Evaluate the triple integral H of (x^2 + y^2 + z^2)^2 d, where H is the solid hemisphere x^2 + y^2 + z^2 less than or equal to 9 with z greater than or equal to 0

Answer 1

what are your thoughts on it?

Answer 2

well I understand how to take a triple integral, but I always get confused on the limits. Would I put it in terms of the spherical coordinate system? such as

\[\int\limits_{0}^{\pi} \int\limits_{0}^{2\pi} \int\limits_{0}^{3} (e^2 \sin \phi)^2 de d \Theta d \phi\]

Answer 3

I would say that's almost right. Check your upper bound on \(\phi\). What you have suggests that we also consider the half of the sphere below the \(x\)-\(y\) plane.

Answer 4

\[z \ge0\], so it wouldn't be below the xy-plane right?

Answer 5

That's right. However, \(z=e\cos\phi\). But if \(\dfrac{\pi}{2}<\phi<\pi\), you have \(-1<\cos\phi<0\), which would mean \(z\) is negative.
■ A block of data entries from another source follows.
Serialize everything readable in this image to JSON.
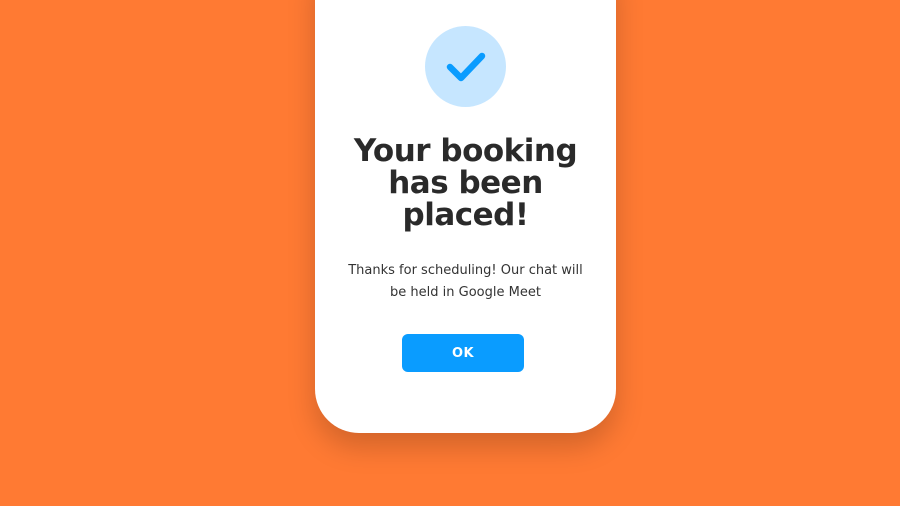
{
  "dialog": {
    "icon": "checkmark-icon",
    "title": "Your booking has been placed!",
    "message": "Thanks for scheduling! Our chat will be held in Google Meet",
    "ok_label": "OK"
  },
  "colors": {
    "background": "#FF7A33",
    "card": "#FFFFFF",
    "badge_fill": "#C6E6FF",
    "check": "#0A9CFF",
    "button": "#0A9CFF",
    "button_text": "#FFFFFF",
    "title_text": "#2A2A2A"
  }
}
This means you have to use \(0\le \phi\le\dfrac{\pi}{2}\) as your interval.

Answer 6

ohh okay that makes a lot of sense, so if I change phi the rest of the set up is correct?

Answer 7

Yes

Answer 8

is the answer \[\frac{ 243\pi^2 }{ 10 }\]

Answer 9

Yep I'm getting the same solution.